A equipa da Nova defende a aplicação de dois programas como estratégia de recuperação das aprendizagens: tutorias e escolas de verão. O reforço do primeiro, que já é aplicado nas escolas e é das medidas pedagógicas que revelam melhores resultados nos estudos internacionais, deve abranger os alunos que já tinham dificuldades de aprendizagem antes da pandemia, ser um apoio de uma hora por semana, dividido em duas sessões e para grupos entre 3 a 5 alunos (neste momento são de dez). Num cenário em que seriam envolvidos quase 400 mil alunos e dez mil tutores (num reforço a Português e Matemática) o custo estimado do programa, estimam os investigadores, seria de 168 milhões de euros; se o plano abrangesse mais de 900 mil alunos e 21 mil tutores, o investimento pode ascender a 384 milhões de euros.
As escolas de verão, contestadas por associações de diretores, sublinhou seriam planeadas para decorrer em quatro semanas, dedicariam uma hora diária de tutoria para recuperação de aprendizagens e o restante tempo para atividades lúdicas, artísticas ou de socialização. Teriam um custo estimado de 166 euros por aluno. No total, o programa podia oscilar, calculam, entre os 42 milhões de euros se abrangendo cerca de 250 mil alunos e mais de dez mil tutores e 55 milhões de euros se chegar a mais de 330 mil alunos e 13 mil tutores.
Agravamento das desigualdades
De acordo com dados recolhidos pela professora Maria Assunção Flores Fernandes, do Instituto de Educação da Universidade do Minho, os principais constrangimentos reportadas por professores e diretores a um inquérito sobre o ensino à distância, foram a falta de equipamentos (por 58,4%), as dificuldades em envolver os alunos nas atividades (40,8%) ou em dominar a atenção dos alunos (25,2%).
Os professores de escolas em contextos marcados por níveis socioeconómicos mais baixos reportaram médias mais baixas de participação dos alunos, nomeadamente o cumprimento das tarefas, o que confirma, considera a investigadora, a acentuação das desigualdades e a diferenciação no acesso à aprendizagem.
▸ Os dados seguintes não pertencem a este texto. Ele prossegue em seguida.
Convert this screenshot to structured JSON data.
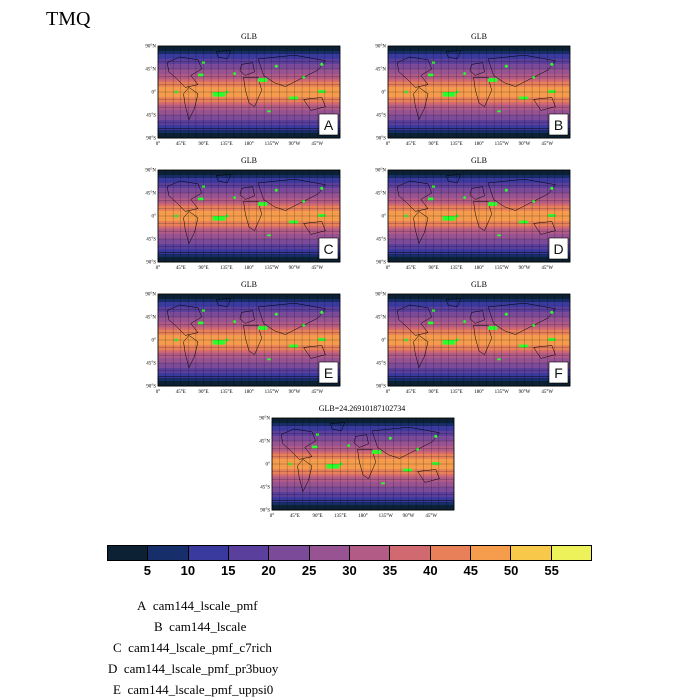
{
  "figure_title": "TMQ",
  "chart_data": {
    "type": "heatmap",
    "variable": "TMQ",
    "panels": [
      {
        "id": "A",
        "title": "GLB",
        "letter": "A"
      },
      {
        "id": "B",
        "title": "GLB",
        "letter": "B"
      },
      {
        "id": "C",
        "title": "GLB",
        "letter": "C"
      },
      {
        "id": "D",
        "title": "GLB",
        "letter": "D"
      },
      {
        "id": "E",
        "title": "GLB",
        "letter": "E"
      },
      {
        "id": "F",
        "title": "GLB",
        "letter": "F"
      },
      {
        "id": "G",
        "title": "GLB=24.26910187102734",
        "letter": ""
      }
    ],
    "x_ticks": [
      "0°",
      "45°E",
      "90°E",
      "135°E",
      "180°",
      "135°W",
      "90°W",
      "45°W"
    ],
    "y_ticks": [
      "90°N",
      "45°N",
      "0°",
      "45°S",
      "90°S"
    ],
    "colorbar": {
      "levels": [
        5,
        10,
        15,
        20,
        25,
        30,
        35,
        40,
        45,
        50,
        55
      ],
      "colors": [
        "#0c2134",
        "#162f6a",
        "#3a3a9e",
        "#5b3f9c",
        "#7b4a98",
        "#985393",
        "#b25b86",
        "#d16a70",
        "#e8805a",
        "#f59c4d",
        "#f7c84a",
        "#eef25a"
      ]
    },
    "marker_color": "#2bff2b"
  },
  "legend": [
    {
      "letter": "A",
      "name": "cam144_lscale_pmf"
    },
    {
      "letter": "B",
      "name": "cam144_lscale"
    },
    {
      "letter": "C",
      "name": "cam144_lscale_pmf_c7rich"
    },
    {
      "letter": "D",
      "name": "cam144_lscale_pmf_pr3buoy"
    },
    {
      "letter": "E",
      "name": "cam144_lscale_pmf_uppsi0"
    }
  ]
}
O inquérito revelou ainda que 92% dos professores tiveram necessidade de produzir novos materiais pedagógicos para as aulas. No entanto, frisa Maria Assunção Flores, apenas 37,3% responderam ter mudado de estratégias de ensino. Mais de 36% diversificaram os instrumentos de avaliação (20% mantiveram), 58% responderam "nunca recorrer a testes" durante o ensino à distância mas a participação dos alunos diminuiu (39,7%) na avaliação. "Dados paradoxais que evidenciam a diversidade de respostas" pelas escolas e que terão de ser aprofundados, argumentou.
Sem poupanças
O diretor da OCDE para a Educação Andreas Schleicher alertou que o financiamento da Educação não pode ser sofrer cortes nos anos de recuperação após a pandemia, como aconteceu após a crise financeira de 2008. "Não pode haver poupanças. Precisamos de fazer melhor porque vai ser importantíssimo", afirmou na audição numa participação via Zoom à semelhança de todos os oradores convidados.
Andreas Schleicher sublinhou que o fecho das escolas pelos países da OCDE não acompanharam o ritmo da pandemia, a Dinamarca, por exemplo, apontou manteve as escolas abertas. Portugal integrou e bem, considerou, o grupo dos países que priorizaram o funcionamento presencial e a vacinação dos professores.